Trajectory Clustering for People's Movement Pattern Based on Crowd Souring Data

J. Chen, T. Hu, P. Zhang, and W. Shi

Keywords: GPS trajectories data; Spatial-temporal clustering algorithm; Movement pattern

Abstract. With the increasing availability of GPS-enabled devices, a huge amount of GPS trajectories recording people's location traces have been accumulated and shared freely on the Web. In this area, one of the most important research topics is to exploit trajectory-movement pattern about where and when people clustered based on the raw GPS data. In order to solve this problem, clustering is a good way to perform data mining tasks on trajectory data.

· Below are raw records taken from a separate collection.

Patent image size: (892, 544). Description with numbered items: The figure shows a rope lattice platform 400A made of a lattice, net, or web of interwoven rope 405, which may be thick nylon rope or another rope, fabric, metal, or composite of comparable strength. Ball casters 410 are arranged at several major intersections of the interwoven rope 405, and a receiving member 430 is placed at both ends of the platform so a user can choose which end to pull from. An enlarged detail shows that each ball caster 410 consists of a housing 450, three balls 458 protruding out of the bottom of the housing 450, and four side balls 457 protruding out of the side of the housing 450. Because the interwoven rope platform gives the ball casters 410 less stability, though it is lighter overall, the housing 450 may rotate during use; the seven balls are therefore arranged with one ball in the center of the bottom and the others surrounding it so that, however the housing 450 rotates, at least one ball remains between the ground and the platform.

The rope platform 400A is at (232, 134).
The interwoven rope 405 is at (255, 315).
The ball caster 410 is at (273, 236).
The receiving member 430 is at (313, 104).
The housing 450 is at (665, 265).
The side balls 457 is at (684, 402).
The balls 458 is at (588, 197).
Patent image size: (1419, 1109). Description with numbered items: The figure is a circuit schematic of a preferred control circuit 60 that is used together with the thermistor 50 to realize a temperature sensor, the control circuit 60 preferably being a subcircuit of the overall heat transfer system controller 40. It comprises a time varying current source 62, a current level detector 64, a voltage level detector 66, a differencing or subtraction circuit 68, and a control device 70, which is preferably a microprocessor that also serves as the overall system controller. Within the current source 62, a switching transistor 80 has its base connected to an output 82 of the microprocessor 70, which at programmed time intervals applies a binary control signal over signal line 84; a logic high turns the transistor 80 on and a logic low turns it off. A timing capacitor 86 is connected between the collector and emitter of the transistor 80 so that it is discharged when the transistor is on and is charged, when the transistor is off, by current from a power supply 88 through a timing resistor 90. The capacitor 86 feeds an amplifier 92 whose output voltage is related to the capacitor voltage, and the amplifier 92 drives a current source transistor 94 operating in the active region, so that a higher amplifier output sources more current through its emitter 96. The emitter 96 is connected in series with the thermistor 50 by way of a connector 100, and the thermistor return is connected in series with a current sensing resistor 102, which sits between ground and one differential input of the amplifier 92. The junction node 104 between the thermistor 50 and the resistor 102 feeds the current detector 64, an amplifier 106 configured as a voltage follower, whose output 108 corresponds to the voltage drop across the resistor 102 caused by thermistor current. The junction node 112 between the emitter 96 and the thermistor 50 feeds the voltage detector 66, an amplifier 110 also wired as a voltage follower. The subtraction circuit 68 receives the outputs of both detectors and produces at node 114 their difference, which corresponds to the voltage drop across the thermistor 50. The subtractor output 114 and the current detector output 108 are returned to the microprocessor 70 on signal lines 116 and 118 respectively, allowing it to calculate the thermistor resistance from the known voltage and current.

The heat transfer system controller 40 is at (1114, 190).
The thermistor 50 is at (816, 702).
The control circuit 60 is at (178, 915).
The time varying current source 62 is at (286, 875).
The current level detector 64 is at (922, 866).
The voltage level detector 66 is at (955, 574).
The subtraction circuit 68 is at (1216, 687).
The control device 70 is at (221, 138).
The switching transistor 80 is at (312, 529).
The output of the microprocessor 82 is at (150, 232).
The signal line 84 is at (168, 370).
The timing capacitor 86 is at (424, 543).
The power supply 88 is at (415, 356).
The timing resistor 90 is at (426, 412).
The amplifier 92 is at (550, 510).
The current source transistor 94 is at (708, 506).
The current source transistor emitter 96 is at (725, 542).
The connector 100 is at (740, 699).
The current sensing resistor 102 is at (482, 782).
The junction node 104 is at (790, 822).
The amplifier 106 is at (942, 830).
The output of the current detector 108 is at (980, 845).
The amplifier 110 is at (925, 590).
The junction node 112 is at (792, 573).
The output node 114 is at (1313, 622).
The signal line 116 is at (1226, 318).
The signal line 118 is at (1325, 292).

This paper provides a clustering algorithm which aims at mining people’s movement pattern about the clustered location and their temporal evolution characteristics. Firstly, the characteristic points of GPS trajectories were chosen. Based on the characteristic points, a trajectory has been partitioned into a group of line segments. These line segments can represent the movement pattern of trajectories much better than that of track points. Secondly, an improved density-based line clustering method was used for the individual partitioned line segments to find out individual clusters with similar track segments. In this step, the absolute time spot of people’s trajectories was taking into account as a characteristic for the temporal evolution of people’s trajectories. Finally, the representative clustered hot spots of multiple users’ line segments achieved by above steps were output. Experiments were conducted with GPS trajectories data downloaded from the web to verify the effectiveness of the algorithm in this paper. According to the results, the spatial distribution and temporal evolution characteristics of people’s stay hot spots were effectively discovered from people’s GPS trajectories data.